One day, I overheard a boy struggling with algebra—loudly, and with mounting despair. The librarian, who had the kind expression of someone who’s seen it all but still believes in Dewey Decimal, tried her best but soon looked like she was being waterboarded with quadratic equations. I stepped in.
It started with one kid. Then two. Then a horde. Before long, I was tutoring nearly a dozen children in what became, quite unintentionally, an underground math club. They told me my methods were better than their teacher’s, which is flattering until you realize the bar may be distressingly low. One of their teachers eventually came to find me, likely expecting to uncover a cult or at least a pyramid scheme. She asked about my qualifications. I told her I wasn’t a teacher like her, just apparently an engineer with a lot of spare time in his hands. She nodded slowly, like that explained everything and nothing all at once.
Not far from the library is a community sports center that had these surprisingly exciting volleyball and basketball tournaments. I’d go, sit on the bleachers, and let the echo of bouncing balls and squeaky shoes clear out the attic of my mind. It was therapeutic in the way only poorly refereed youth sports can be.
One day, the American Red Cross had a blood drive there. Feeling vaguely altruistic—and admittedly a bit bored—I signed up. I filled out the usual paperwork, including the question, “Have you lived outside the U.S. for more than a year?” I ticked the box and wrote “UK” beside it. They called me over, laid me down, and started siphoning off what I hoped would be a noble pint of O-negative.
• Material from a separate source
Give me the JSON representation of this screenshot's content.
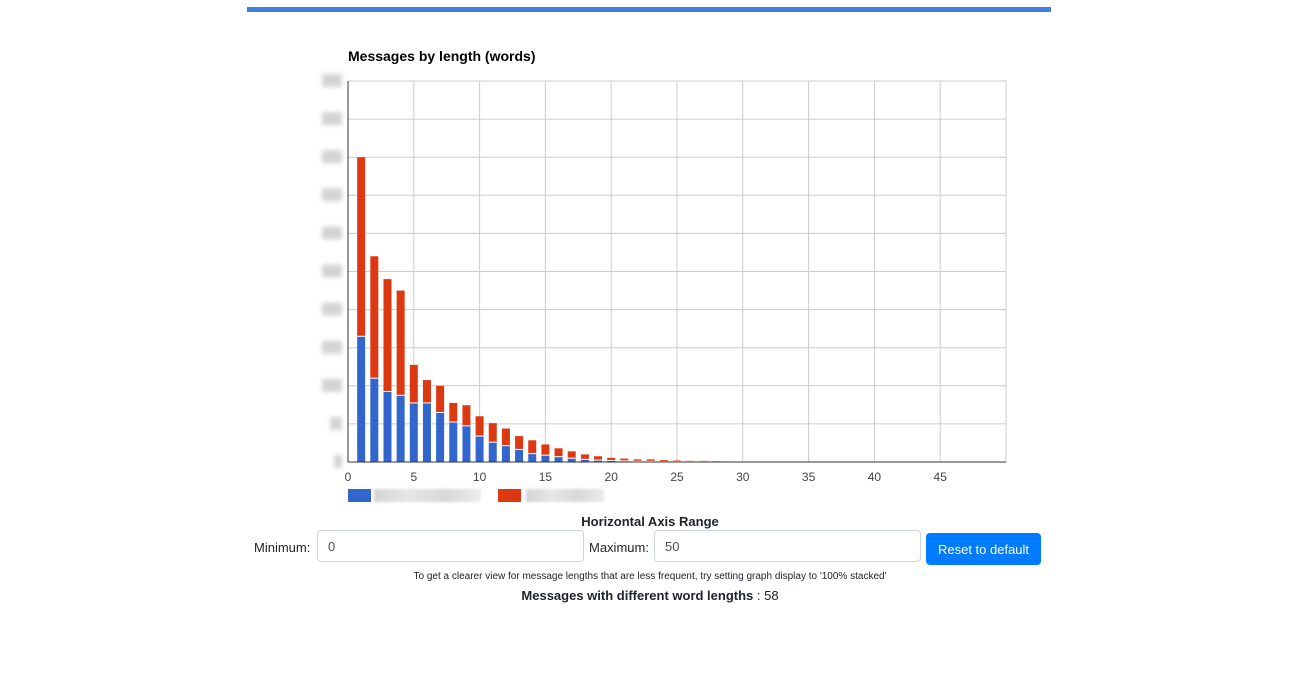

Then a nurse came rushing over, gesturing like someone flagging down a plane.
“Stop!” she said, dramatically. “He’s a no go!”
Naturally, I assumed the worst. Had something turned up in my blood? Had they discovered I was dangerously charming? But no, it turned out that living in England—yes, dear old rain-soaked, tea-sipping, Bake Off-watching England—was a problem.
“Mad Cow,” the nurse said solemnly.
I blinked. “You think I caught Mad Cow in 1998 and only now it’s kicking in?”
“Well,” she said, as if trying to reassure me, “we think it doesn’t transfer to humans.”
You think?
Later that week, disappointed and still mildly bewildered by my bovine disqualification, I was enjoying a quiet latte in a coffee shop and reading the paper, when a familiar face from the library happens to come by. We talked a bit. Then, casually, he asked, “So which shelter do you stay at?”
I stared at him. “Shelter?”
“Yeah, aren’t you homeless? Like me?”
I explained I lived with my aunt and that she hadn’t yet chucked me onto the curb. He nodded thoughtfully and offered to “hook me up” if that ever changed. I thanked him, bought him a coffee, and we parted ways like old friends—or possibly future shelter roommates.
In the end, Salinas was good to me. It gave me peace, strawberries, a vineyard, algebra students, and the unforgettable experience of being medically rejected for the crime of once eating a Cornish pasty. And of course, my aunt would never throw me out, but I eventually found my way to a small house in Richmond, Virginia. These days, I garden, walk my lil dog, drink coffee without incident, and—so far—remain blissfully free of any neurological afflictions caused by cattle.

And yes, if you’re wondering, I’m still slightly annoyed I wasn’t allowed to donate blood.